Она была уже немолода, но все-таки на много лет моложе его, и, очевидно, некогда в том, что она согласилась быть при нем, парализованном, в качестве не столько жены, сколько сиделки, имели место свои практические соображения. Но когда все переменилось, перевернулось, она не бросила бедного старика и продолжала нести свой крест. Старик, кажется, был из числа офицеров либерального толка, неподвижность свою переносил мужественно и с достоинством, на судьбу не жаловался и на советскую власть не ворчал. Был хорошо образован, и мне, двенадцатилетнему мальчишке, было интересно слушать его, о чем бы он не брался рассказывать. Я это хорошо помню, хотя, о чем он рассказывал, в памяти не сохранилось.

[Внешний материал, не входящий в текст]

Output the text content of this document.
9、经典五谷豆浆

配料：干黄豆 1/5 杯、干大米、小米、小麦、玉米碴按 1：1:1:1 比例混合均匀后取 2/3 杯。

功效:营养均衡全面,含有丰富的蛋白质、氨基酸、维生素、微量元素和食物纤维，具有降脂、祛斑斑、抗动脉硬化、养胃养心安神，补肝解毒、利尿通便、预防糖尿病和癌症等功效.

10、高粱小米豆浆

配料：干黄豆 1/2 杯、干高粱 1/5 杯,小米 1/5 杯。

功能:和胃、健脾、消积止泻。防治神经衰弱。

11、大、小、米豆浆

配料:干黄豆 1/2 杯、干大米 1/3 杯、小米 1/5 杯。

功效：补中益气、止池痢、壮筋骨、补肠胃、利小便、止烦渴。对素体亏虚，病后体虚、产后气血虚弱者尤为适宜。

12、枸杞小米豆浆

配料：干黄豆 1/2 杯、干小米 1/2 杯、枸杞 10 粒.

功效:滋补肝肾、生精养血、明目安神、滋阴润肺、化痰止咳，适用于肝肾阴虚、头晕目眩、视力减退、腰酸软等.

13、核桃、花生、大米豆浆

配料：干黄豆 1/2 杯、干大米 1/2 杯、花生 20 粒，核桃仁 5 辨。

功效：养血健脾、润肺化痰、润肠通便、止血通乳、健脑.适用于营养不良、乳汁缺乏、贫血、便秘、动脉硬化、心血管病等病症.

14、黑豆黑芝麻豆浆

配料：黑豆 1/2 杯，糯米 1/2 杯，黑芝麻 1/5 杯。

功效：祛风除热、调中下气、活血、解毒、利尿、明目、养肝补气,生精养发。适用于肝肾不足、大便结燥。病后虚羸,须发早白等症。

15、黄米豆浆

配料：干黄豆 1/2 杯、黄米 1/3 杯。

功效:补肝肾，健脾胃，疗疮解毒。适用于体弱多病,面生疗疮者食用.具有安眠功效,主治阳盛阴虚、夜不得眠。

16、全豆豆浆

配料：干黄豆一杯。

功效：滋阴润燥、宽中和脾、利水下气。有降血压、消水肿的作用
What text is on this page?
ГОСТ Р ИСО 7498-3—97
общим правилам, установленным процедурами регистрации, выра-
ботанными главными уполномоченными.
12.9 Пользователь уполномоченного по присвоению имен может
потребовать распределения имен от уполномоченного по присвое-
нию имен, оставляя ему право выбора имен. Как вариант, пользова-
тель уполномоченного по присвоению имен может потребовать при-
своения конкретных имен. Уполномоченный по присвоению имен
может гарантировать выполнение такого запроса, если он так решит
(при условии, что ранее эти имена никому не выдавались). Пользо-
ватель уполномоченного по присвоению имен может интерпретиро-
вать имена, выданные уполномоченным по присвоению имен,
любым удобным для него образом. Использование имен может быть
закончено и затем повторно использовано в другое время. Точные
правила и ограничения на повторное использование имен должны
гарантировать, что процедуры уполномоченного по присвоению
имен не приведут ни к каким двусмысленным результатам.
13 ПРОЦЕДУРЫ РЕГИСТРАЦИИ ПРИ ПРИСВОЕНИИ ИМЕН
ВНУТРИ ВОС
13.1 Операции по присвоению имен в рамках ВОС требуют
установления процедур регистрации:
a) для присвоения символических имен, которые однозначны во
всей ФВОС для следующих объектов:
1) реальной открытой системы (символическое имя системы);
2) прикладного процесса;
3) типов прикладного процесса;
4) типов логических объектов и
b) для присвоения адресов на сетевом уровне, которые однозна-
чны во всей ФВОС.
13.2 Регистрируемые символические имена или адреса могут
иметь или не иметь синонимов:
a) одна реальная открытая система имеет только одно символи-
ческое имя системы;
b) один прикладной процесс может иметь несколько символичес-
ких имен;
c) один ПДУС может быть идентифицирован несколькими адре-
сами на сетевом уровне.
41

И вот однажды я, мама и моя двоюродная сестра отправились в лес за грибами, как водится, минут через пятнадцать выяснилось, что дома что-то забыли — не то какой-то мамин платок или кофточку, не то еще что-то, и, разумеется, как самого младшего за этим погнали обратно меня. Я постучал к тете Жене, но мне открыла не она, а какой-то незнакомый человек, пропустивший меня в комнату и закрывший за мной дверь. В комнате был еще другой человек — в тот момент, когда я вошел, он, приподняв матрас, на котором неподвижно лежали парализованные ноги старика, заглядывал куда-то между этим верхним матрасиком и пружинным матрасом — не то чего-то искал, не то хотел что-то там поправить — этого я не разобрал, только понял, что что-то случилось, и случилось необычное. Уже поняв это, я все-таки по инерции спросил у стоявшей тут же, около кровати, тети Жени про ту вещь, которую забыла мама, где она, и сказал, что мне нужно ее взять и бежать обратно, но прежде чем она успела ответить, человек, который впустил меня в дом, показал мне на стул и сказал: «Ты посиди, мальчик, посиди и подожди». Я ответил что-то вроде того, что меня же будет ждать мама. «А будет ждать мама, она придет за тобой сюда. Посиди», — он показал мне на стул не грубо, но властно, так, что я понял, что надо сесть, и послушался его. А еще несколькими минутами позже понял все, что происходило, потому что старик Лебедев, остановившийся на полуслове, когда я вошел (а я еще через дверь слышал, что он что-то громко говорит), поняв теперь, что меня оставили здесь, продолжил, не обращая внимания на мое присутствие, договаривать то, что он начал. Двое людей в штатском, пришедшие производить у него обыск, хотя и показали ему свои документы, но ордера на производство обыска не предъявили, и он ругательски ругал их за самоуправство, грозил, что будет жаловаться, стыдил, горячился, и тетя Женя, кажется, довольно равнодушная к обыску, больше всего боялась, что у него от волнения будет удар, и успокаивала его, как могла, но из этого ничего не выходило. Люди, пришедшие с обыском, продолжали делать свое дело, пересматривали одну за другой, лист за листом, книжки, стоявшие на этажерке, лежавшие на столе, заглядывали под клеенки, под вышивки, лежавшие на полочках. Старик, прислонившись к стене, полулежа на кровати, продолжал ругать их, а я сидел на стуле и смотрел на все это.